The technicality of the musical flop
There are many musicals that can run for decades and be seen by millions of people, and yet there are others that fall by the way side, showing that this level of success is difficult to attain. Although shows like The Lion King, Billy Elliott and Wicked seem to be enduringly popular with audiences, there are many shows that have been forced to bow out of theatres early due to poor ticket sales, terrible reviews and even problems behind the scenes.
Recent examples of West End failures include the Spice Girls’ musical Viva Forever and the Phantom of the Opera sequel Love Never Dies. Both shows had talented people at the helm, as the former was written by Jennifer Saunders and produced by Judy Cramer (Mamma Mia’s producer), while Andrew Lloyd Webber composed the latter. However, they received largely negative reviews resulting in disappointing ticket sales and shortened runs, with Viva Forever closing after seven months and Love Never Dies closing after just over a year.
But these recent flops are practically success stories in comparison to some theatrical disasters of the past. The Lord of the Rings was one of the most expensive West End musicals ever made (with a reported budget of £12 million), but it seemed doomed from the start when a preview performance in 2007 had to be cut short due to an actor catching his leg in part of the moving stage. The Evening Standard dubbed the show ‘an empty-headed and messy extravaganza.’ It managed to run for just over a year.

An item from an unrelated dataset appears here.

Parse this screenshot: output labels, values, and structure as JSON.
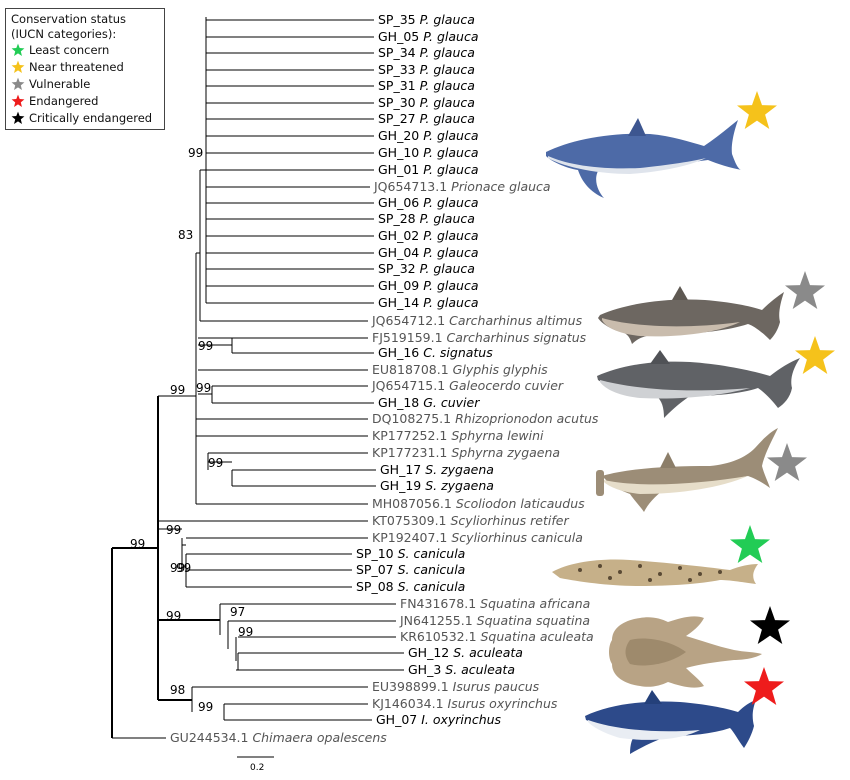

In 2008, Gone With the Wind was derided for being excessively long and dull by critics, some of whom were so bored by the show that they even refused to watch its second half. This resulted in poor ticket sales and closure after just less than two months. For others like Behind the Iron Mask, whose leading man was ridiculed for wearing ‘headgear that gives him all the sex appeal of Hannibal Lecter crossed with a Teletubby’ (The Guardian), and Too Close to the Sun, whose musical score was criticised for being ‘banal, borrowed and clumsy’ (The Times), closure came after mere weeks. But the decade’s biggest theatrical failure has to be Oscar Wilde: The Musical, written by former Radio 1 DJ Mike Read, which closed after a single performance because of scathing reviews and only five tickets sold for the second night.
Many of the most extreme pre-noughties musical flops have baffling premises that make us now wonder what on earth everyone involved was thinking. Does Which Witch, a rock opera that ends with its heroine being burnt at the stake, sound appealing to you? Or how about Moby Dick, which tells the story of teenage girls trying to stage a production of the titular novel in their school’s swimming pool? One of the most infamously misjudged musicals of all time is Carrie, based on the horror film, which began in Stratford before transferring to Broadway in 1988, where it closed after twenty-one performances and lost $8 million. This made it Broadway’s most expensive flop at the time, and the show is still remembered and mocked for its fake blood that resembled ‘strawberry ice-cream topping’ (The New York Times) and its bizarre, tasteless subject matter.
Nevertheless, a few musicals with initial setbacks have actually managed to avoid becoming flops. On Broadway, the infamous Spider-Man: Turn Off the Dark was repeatedly delayed, recast and rewritten, while several cast members suffered injuries during rehearsals and preview performances. In one preview, a stuntman fell over twenty feet into the orchestra pit and was consequently hospitalised. Critical reception of the show was far from encouraging, but it proved to be quite popular with audiences, especially with tourists, before finally closing in January 2014 after running for two and a half years. It can’t be said that it was a huge success, but it did surprisingly well considering that it encountered so many problems and almost seemed to be cursed. Its naive writer who was swept up by the big names producing the show, has written an entertaining book, Song of Spider Man, to capitalise on the disaster of a musical, which he saw as doomed from the start.
It should also be remembered that some of the West End’s most successful musicals were initially thought to be doomed to failure. When Les Misérables opened in 1985, it was met with mostly negative reviews, but performances quickly sold out and it is now the world’s longest running musical, having been on the stage for nearly thirty years. Similarly, We Will Rock You opened in 2002 and was almost universally panned by critics, with The Guardian describing the premise as ‘sixth form’, Time Out advising that ‘theatre fans may want to look elsewhere’ and comedian Stewart Lee (who wrote Jerry Springer: The Opera) labelling it as ‘art that lies and is made with nothing but contempt for its audience’. But We Will Rock You is still running twelve years later and its popularity with audiences does not appear to be declining which goes to show that even if critics deem a musical to be a flop, initial reaction does not necessarily indicate that audiences won’t love it.